Citizen groups and public policy organizations are taking the side of the petitioners, claiming dangerous unintended consequences should the lower court’s judgment stand.
The case of Armour v. Indianapolis hinges on a conflict over the city’s reduction of its tax to pay for sewers. In 2001 the city notified property owners in the Northern Estates neighborhood they would be required to hook up to the city’s sewer system rather than use their septic systems. The city later imposed a $9,278 property tax assessment against each parcel that would be hooked to the sewer system and gave property owners the option of paying the full amount up front or in installments over 10, 20 or 30 years with annual interest charges of 3.5 percent.
Paid Up Front, Out of Luck
After lowering the tax, the city forgave obligations for taxpayers who were paying in installments. Those who had paid in full were refused a refund to make up the difference between their previously submitted payment and the new lower rate.
In response, the aggrieved taxpayers filed suit, which ultimately resulted in the Indiana Supreme Court upholding the city’s original actions.
City officials asserted not offering the refund to paid-up taxpayers benefitted low-income property owners. They separately argued administrative costs were enough of a barrier to inhibit refunds for everyone.
The Tax Foundation’s Joseph Henchman challenged these arguments, noting, “If poor taxpayers do benefit disproportionately, it is only by chance.”
The National Taxpayers Union and Tax Foundation are participating in the case as amicus curiae (friend of the court) in support of the petitioners in Armour v. Indianapolis, and are urging the Supreme Court to overturn the Indiana court’s decision. The groups, which have filed separate briefs with the Supreme Court, are concerned that any government could now use the Indiana court’s ruling to back policies that circumvent due process and equal protection.

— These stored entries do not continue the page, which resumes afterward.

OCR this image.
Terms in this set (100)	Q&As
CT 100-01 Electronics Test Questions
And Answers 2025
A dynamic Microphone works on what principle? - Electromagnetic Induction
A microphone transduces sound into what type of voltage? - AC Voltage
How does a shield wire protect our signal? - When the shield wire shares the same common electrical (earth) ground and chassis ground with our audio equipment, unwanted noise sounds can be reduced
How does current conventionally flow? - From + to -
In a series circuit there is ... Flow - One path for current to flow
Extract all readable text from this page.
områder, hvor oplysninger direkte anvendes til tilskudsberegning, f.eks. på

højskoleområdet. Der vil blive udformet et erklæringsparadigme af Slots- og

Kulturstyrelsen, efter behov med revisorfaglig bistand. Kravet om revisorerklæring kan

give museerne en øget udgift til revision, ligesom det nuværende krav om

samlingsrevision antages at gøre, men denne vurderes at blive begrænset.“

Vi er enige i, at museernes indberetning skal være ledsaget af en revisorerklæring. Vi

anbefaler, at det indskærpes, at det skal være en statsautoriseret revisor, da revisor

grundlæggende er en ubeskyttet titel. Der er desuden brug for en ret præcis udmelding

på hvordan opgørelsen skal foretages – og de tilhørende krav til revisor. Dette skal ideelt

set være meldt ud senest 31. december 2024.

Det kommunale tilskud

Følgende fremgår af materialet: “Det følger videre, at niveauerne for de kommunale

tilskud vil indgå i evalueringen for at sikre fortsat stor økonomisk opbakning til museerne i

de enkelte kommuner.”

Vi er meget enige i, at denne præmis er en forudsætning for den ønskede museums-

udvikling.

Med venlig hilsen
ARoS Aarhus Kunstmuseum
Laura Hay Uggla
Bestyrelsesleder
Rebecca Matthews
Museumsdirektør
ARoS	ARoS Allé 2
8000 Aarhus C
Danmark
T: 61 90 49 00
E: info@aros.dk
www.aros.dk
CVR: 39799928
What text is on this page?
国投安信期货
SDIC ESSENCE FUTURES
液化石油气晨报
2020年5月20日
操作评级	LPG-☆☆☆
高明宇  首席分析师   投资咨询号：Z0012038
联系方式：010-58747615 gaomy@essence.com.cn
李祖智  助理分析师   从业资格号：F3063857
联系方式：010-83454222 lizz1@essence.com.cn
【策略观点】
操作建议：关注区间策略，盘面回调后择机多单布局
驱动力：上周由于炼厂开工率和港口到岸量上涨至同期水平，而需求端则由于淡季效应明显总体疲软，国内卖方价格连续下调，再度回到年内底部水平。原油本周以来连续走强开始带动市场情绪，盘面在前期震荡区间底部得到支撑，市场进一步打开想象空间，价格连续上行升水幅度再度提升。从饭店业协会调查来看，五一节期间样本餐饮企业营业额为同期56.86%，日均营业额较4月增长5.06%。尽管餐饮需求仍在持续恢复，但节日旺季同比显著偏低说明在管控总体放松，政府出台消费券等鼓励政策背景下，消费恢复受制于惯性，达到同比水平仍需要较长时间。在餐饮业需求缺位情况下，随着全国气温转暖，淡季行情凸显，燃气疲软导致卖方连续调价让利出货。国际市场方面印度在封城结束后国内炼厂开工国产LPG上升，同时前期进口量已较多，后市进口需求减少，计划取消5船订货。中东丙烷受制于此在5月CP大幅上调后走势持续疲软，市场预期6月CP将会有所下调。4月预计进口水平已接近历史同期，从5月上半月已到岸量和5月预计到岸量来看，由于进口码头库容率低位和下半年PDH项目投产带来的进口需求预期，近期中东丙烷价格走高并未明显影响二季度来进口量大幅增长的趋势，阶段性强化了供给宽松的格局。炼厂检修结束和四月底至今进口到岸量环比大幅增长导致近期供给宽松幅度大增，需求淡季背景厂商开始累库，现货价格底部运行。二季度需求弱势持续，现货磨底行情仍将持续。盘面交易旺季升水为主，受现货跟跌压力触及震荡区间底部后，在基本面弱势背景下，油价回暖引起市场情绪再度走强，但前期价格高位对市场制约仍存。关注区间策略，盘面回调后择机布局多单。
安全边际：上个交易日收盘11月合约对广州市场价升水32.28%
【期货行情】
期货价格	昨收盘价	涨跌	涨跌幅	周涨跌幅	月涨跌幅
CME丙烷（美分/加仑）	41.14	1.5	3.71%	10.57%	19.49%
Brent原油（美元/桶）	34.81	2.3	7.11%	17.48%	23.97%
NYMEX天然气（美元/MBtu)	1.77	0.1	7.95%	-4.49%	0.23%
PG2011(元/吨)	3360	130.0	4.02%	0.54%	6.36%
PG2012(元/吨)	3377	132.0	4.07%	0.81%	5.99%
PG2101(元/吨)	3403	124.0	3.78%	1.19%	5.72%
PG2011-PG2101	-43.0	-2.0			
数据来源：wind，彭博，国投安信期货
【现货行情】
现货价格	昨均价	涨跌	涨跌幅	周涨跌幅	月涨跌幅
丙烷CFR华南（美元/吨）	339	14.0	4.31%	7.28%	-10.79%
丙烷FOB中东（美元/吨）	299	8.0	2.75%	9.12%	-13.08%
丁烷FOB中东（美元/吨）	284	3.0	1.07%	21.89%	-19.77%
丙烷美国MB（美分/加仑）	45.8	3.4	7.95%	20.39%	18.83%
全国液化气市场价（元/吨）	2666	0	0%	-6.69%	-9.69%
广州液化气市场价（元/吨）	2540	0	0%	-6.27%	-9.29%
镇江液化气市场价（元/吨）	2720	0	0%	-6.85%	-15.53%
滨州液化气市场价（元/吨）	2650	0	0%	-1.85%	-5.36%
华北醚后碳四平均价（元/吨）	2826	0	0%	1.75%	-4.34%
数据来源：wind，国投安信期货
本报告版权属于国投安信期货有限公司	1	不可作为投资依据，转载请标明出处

Threat to Equal Protection
“The stakes are high for taxpayers throughout the nation,” said National Taxpayers Union (NTU) Executive Vice President Pete Sepp. “If the Supreme Court does not overturn the ruling, few egregious exercises of tax administration would seem to be off-limits under the Equal Protection Clause of the U.S. Constitution. Besides denied refunds, hyper-discriminatory schemes of property assessment as well as abandonment of citizen-initiated tax limitations at the state and local level would become easier for governments to justify.”
Henchman also cited these concerns saying, “The decision of the court … is disconcerting because it could conceivably uphold any governmental action justified by administrative cost concerns.”
NTU’s amicus brief discussed the Indiana court’s failure to properly interpret past decisions in (among others) the landmark Allegheny Pittsburgh Coal Company v. County Commission, and Nordlinger v. Hahn. The former case (in which NTU also filed a brief) involved inequitable property-assessment methods in a West Virginia county, while the latter involved interpretation of assessment rules under California’s Proposition 13 property tax limitation law. Both are regarded as “good law” defining the boundaries of disparate tax treatment.
In early January NTU filed a second amicus brief with the Supreme Court, further exploring the implications of the case. One important point NTU raised was that the city's policy "creates a clear injustice based on its retroactive undermining of the legitimate expectations of taxpayers .... [S]uch retroactive effects raise serious constitutional concerns on due process, takings, and equal protection grounds."
Look for a hearing with the U.S. Supreme Court sometime in the spring.